Dans l’enclos de ses murs, des jardins naissent suivant la trajectoire de ses gestes entrainés. Des jaunes de Naples, des noirs pour les tiges, comme pour dire qu’un jour elles s’en iront ailleurs, elles aussi. Le rouge garance signifiant leurs pétales rappellent la beauté de fragiles coquelicots. Des pans de murs métaphysiques séparent en deux un territoire abstrait par des fentes creusées comme des balafres.
Quelque chose à l’intérieur d’elle lui dicte de couvrir et d’effacer les traces déposées sur la toile comme pour instaurer les bienfaits de l’oubli.
Entre les interstices de ses murs imaginés les teintes sombres et les teintes solaires transparaissent avec ténacité. Elles harmonisent leurs présences et leurs tempéraments garantissent leur existence lacérée : « La disparition des choses très présentes dans le passé me touche », dit-elle.
Bien plus, cette disparition est au cœur de son œuvre. À travers les espaces qu’elle invente, elle cherche à s’approprier le temps qu’englobe la réalité dans toutes ses dimensions. Dans un texte de 1888 Gauguin exprime son idée sur ce chapitre en disant que pour que l’œuvre reste vivante il faut tirer un rideau sur le modèle et « peindre de mémoire » car seule « la sensation » et « l’intelligence de l’âme » survivent à « l’œil de l’amateur ». Deux œuvres radicales réalisées avec des cravates traduisent cet état d’esprit que Pascale Morelot-Palu éprouve violemment. L’artiste s’en prend au temps. Elle les assemblent pour que le soir elle défasse tout : « En laissant le temps passer, je gagne du temps ». Le syndrome de Pénélope c’est peut être ce moment de recul volontaire dans le temps qui échappe à son entourage parce qu’elle se soustrait au temps social et s’adonne à un temps absolu à travers l’action répétitive de l’assemblage, rappelant le tressage, la forme originaire de l’art. La réalité ne se montre que dans la mémoire et le passé est l’essence de nous-même, écrit Proust. Paradoxalement la série « La peau des murs » parle du présent. Comme une éponge elle s’imprègne de tout ce qui se passe autour d’elle. Un rouge brun apparaît, les jaunes sortis de tube aveuglent le regard effaçant à nouveau l’image. Le gris de payne devient un symbole presque.

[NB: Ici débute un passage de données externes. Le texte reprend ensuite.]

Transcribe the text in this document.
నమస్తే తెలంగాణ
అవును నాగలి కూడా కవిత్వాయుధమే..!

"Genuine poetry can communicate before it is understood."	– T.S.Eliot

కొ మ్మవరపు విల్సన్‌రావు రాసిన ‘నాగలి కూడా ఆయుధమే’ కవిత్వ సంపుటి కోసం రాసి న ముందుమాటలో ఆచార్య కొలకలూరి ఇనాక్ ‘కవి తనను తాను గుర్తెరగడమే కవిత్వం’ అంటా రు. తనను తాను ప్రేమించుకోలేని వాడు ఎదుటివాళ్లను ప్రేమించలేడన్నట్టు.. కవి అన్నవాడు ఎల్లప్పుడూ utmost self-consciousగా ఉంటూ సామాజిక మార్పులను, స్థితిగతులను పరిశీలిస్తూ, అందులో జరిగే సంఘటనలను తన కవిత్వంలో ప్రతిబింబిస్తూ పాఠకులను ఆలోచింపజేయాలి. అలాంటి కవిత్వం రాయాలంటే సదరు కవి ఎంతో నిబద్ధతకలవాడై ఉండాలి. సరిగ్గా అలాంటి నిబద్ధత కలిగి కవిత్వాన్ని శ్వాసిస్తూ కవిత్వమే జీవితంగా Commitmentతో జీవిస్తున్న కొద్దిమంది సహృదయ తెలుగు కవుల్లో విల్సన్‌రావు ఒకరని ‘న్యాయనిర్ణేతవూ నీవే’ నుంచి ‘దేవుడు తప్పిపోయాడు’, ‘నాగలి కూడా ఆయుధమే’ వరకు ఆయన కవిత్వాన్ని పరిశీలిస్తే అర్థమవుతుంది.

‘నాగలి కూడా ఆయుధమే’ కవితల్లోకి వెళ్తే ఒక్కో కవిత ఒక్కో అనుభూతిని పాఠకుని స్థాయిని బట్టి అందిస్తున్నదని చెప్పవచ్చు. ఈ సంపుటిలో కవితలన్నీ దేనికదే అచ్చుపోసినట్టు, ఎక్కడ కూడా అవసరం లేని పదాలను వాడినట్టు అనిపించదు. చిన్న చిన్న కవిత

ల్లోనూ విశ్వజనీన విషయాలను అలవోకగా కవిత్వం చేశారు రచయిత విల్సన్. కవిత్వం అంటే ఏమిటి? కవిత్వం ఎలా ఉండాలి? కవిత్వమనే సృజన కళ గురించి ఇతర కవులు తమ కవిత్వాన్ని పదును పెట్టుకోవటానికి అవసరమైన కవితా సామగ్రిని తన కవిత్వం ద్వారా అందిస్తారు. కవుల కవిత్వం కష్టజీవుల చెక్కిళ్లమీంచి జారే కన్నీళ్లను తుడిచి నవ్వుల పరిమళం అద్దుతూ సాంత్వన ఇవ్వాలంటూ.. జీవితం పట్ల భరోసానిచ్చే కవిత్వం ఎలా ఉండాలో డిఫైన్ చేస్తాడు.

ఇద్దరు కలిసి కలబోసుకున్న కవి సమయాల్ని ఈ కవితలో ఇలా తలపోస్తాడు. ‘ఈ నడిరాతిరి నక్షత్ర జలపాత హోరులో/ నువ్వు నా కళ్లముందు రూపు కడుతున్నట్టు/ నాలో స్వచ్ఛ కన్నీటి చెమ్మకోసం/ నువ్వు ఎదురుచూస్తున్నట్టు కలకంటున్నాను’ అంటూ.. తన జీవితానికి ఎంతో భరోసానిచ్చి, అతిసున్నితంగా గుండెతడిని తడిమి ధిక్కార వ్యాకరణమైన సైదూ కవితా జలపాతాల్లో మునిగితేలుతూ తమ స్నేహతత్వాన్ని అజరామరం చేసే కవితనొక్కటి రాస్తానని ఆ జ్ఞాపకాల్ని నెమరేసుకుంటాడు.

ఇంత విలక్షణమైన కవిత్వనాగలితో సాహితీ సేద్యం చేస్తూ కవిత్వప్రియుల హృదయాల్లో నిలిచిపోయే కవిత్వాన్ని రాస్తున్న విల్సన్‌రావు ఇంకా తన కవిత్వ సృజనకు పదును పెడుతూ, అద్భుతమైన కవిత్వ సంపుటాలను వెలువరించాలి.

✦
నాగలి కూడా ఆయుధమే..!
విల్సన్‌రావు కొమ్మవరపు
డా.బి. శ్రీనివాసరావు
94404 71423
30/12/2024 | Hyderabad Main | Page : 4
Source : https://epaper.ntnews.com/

Ses dernières toiles pulvérisent les murs. Leur chair est sanglante. Dans « Dispersion » la peinture imite l’écume de la mer incarnée dans le blanc de zinc. Ce qui lui a été cher et qui a disparu réapparaît et se réincarne dans la sensation que lui procure la couleur. L’affirmation de son style tient dans la restitution tangible et visuelle de ses tourments intimes à travers le langage secret des couleurs.